Von Lange HandUnser heutiger Gast im Nähcafé steht für wunderbare Geschenkideen für Babys und kleine Kinder. Unter dem Label "Von Lange Hand" bringt Franziska ganz besondere Schnitte heraus, die Mütter wie Kinder bezaubern. Heute erzählt sie uns, wie sie auf ihre Ideen kommt, was ihre Kinder von ihren Kreationen halten und warum es für sie wichtig ist, dass E-Book-Anleitungen im Querformat angelegt sind.

Sewunity: Liebe Franziska, herzlich willkommen bei uns im Nähcafé! Schön, dass du zu einem Interview die Zeit gefunden hast. Dein Label „Von Lange Hand“ ist vielen vor allem durch den Schnullerdrachen bekannt – warum denn ausgerechnet ein Schnullerdrache?

Franziska: Weil Drachen tolle Tiere sind. Weil sie beschützen, verteidigen und dabei doch stets ein weiches Herz haben. Weil selbst die furchteinflößendsten Gesellen unter ihnen immer bisschen niedlich aussehen. Und weil jede Familie so einen treuen Begleiter brauchen kann, der aufpasst, dass das oft wichtigste Utensil, Babys Schnuller, nicht verlorengeht …

Eine Frage musstest du wahrscheinlich schon oft beantworten: Wie bist du auf den Namen für dein Label gekommen? Steckt da eine Geschichte dahinter?

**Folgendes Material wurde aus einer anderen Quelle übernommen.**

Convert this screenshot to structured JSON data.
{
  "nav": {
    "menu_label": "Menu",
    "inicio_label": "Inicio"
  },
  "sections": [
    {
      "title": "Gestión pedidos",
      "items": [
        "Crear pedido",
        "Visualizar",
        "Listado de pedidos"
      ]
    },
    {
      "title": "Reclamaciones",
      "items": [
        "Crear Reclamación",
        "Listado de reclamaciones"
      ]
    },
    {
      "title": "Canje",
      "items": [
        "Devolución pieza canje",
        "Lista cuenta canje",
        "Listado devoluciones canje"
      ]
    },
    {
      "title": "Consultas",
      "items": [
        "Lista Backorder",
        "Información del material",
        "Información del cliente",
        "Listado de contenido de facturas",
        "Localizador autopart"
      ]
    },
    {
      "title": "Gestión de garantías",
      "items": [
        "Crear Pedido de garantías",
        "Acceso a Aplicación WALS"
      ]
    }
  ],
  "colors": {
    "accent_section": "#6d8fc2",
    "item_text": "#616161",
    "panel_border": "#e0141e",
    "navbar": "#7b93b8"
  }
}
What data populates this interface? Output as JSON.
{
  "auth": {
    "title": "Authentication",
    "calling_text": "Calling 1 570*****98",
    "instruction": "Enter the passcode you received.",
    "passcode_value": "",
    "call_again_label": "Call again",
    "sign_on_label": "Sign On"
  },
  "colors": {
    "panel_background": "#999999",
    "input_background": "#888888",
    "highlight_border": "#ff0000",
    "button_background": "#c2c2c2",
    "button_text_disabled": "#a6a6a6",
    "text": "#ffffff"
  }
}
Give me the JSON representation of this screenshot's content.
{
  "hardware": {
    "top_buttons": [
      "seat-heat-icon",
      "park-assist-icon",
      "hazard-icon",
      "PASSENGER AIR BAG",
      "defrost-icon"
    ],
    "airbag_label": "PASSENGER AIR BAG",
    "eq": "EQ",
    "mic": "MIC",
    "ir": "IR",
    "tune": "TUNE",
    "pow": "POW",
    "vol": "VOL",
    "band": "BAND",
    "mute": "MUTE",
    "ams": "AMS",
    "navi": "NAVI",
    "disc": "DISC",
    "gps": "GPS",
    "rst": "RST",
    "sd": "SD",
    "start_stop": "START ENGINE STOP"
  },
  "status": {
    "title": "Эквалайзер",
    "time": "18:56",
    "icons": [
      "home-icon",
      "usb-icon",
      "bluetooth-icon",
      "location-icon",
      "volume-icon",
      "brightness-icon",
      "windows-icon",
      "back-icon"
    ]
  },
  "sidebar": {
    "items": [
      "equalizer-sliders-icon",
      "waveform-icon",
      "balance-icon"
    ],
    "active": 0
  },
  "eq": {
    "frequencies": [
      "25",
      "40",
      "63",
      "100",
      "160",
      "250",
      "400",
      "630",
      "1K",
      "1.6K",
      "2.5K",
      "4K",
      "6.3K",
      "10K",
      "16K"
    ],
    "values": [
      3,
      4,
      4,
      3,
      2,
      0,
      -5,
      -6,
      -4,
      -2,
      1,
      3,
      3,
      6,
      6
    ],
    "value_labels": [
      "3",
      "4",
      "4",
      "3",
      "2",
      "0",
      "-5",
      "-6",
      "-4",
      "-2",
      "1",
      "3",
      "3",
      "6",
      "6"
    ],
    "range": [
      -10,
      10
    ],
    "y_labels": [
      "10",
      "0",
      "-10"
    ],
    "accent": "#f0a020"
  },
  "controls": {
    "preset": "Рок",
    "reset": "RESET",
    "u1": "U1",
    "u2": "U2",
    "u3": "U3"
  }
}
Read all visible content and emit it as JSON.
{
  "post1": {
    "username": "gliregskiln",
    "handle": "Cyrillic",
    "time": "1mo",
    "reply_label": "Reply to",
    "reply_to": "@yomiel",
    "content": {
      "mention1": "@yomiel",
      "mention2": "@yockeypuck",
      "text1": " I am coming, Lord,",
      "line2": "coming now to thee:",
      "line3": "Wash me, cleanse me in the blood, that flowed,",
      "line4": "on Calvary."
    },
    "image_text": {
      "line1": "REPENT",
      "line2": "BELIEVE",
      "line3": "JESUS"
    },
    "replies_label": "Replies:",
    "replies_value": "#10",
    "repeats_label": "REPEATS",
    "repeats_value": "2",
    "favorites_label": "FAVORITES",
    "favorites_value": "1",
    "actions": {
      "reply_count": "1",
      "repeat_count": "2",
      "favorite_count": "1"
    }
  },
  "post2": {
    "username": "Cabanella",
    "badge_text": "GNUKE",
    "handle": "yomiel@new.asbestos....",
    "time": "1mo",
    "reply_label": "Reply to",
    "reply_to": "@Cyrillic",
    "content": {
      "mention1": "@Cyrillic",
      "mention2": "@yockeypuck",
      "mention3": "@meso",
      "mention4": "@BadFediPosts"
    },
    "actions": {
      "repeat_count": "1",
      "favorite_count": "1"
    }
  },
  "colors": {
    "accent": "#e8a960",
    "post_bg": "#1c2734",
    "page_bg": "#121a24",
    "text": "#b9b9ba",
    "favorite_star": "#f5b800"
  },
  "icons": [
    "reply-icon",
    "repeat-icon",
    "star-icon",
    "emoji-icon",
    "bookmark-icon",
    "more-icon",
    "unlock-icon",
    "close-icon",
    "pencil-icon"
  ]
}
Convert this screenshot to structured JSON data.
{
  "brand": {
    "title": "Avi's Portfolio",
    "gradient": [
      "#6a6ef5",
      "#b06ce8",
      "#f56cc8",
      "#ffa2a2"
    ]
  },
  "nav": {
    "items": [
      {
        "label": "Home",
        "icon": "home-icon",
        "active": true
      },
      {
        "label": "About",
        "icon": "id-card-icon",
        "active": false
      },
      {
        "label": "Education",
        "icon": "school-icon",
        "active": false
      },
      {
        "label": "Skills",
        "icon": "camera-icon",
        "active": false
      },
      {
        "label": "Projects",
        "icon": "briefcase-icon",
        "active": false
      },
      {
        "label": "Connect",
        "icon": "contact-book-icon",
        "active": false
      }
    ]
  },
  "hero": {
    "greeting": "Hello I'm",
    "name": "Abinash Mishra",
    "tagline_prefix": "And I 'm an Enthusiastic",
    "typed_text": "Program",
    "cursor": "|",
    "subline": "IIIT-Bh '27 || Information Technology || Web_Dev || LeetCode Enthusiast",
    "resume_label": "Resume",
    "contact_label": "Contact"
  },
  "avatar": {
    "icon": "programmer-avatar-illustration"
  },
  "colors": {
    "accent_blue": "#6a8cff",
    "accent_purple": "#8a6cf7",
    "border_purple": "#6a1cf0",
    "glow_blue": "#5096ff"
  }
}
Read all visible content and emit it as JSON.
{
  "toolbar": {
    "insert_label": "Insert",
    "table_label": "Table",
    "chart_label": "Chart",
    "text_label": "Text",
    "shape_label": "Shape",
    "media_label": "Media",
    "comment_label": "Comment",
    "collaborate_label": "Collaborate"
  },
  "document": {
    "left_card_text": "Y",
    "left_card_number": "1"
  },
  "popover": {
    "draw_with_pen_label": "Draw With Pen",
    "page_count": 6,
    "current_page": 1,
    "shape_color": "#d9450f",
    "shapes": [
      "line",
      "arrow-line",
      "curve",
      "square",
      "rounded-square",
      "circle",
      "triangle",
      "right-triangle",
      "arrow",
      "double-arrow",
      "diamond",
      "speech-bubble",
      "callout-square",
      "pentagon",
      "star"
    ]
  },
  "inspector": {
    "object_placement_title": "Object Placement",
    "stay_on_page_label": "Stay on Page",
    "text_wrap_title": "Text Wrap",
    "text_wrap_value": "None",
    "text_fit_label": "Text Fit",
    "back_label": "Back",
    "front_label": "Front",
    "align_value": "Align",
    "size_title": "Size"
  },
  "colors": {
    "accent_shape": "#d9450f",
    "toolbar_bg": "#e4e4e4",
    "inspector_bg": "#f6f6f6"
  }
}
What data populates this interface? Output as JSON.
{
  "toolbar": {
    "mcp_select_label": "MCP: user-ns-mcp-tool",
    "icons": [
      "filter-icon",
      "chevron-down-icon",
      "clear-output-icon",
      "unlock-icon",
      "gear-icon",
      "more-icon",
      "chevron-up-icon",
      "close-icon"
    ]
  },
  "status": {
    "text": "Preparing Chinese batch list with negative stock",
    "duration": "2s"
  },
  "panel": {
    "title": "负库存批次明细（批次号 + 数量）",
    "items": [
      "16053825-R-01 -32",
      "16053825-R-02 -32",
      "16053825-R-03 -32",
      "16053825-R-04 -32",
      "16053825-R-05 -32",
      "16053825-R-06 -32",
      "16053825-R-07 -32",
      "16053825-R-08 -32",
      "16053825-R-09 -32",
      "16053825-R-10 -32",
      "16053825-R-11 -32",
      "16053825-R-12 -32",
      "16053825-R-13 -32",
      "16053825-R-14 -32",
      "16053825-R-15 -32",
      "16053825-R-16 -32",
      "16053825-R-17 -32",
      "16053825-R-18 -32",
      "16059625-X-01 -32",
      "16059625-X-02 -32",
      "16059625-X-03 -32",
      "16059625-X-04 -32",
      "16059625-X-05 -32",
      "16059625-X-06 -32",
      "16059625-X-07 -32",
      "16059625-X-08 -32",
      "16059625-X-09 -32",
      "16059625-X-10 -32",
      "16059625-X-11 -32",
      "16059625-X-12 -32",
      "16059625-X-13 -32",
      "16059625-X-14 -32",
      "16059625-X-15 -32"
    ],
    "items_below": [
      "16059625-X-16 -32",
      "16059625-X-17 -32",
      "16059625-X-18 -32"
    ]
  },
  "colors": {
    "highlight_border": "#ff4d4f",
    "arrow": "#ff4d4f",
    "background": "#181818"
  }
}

Am Frühstückstisch ist der Name meines Labels entstanden. Wirklich! Damals, im Leben vor den Kindern, gab es eine feine, regelmäßige Frühstücksrunde mit Freunden. Wir feierten einen Geburtstag. Weil der Geburtstagsfreund selbst schon alles hatte, nähte ich seinem kleinen Sohn ein Hündchen – schließlich sind fröhliche Kinder doch das beste Geschenk. Er war begeistert und meinte, das wäre ein typisches Stück von mir. Und während ein Wort das nächste ergab, entstand die Wortspielerei genäht von Lange Hand – ähm ja, Lange ist eigentlich mein Nachname. Und der gute Freund von damals steht heute für die Bildsprache meines Labels. In seiner „Zentrale für feine Fotoeinsätze“ entstehen all die ausdrucksstarken Produktbilder, die ich so selbst niemals hinbekommen würde.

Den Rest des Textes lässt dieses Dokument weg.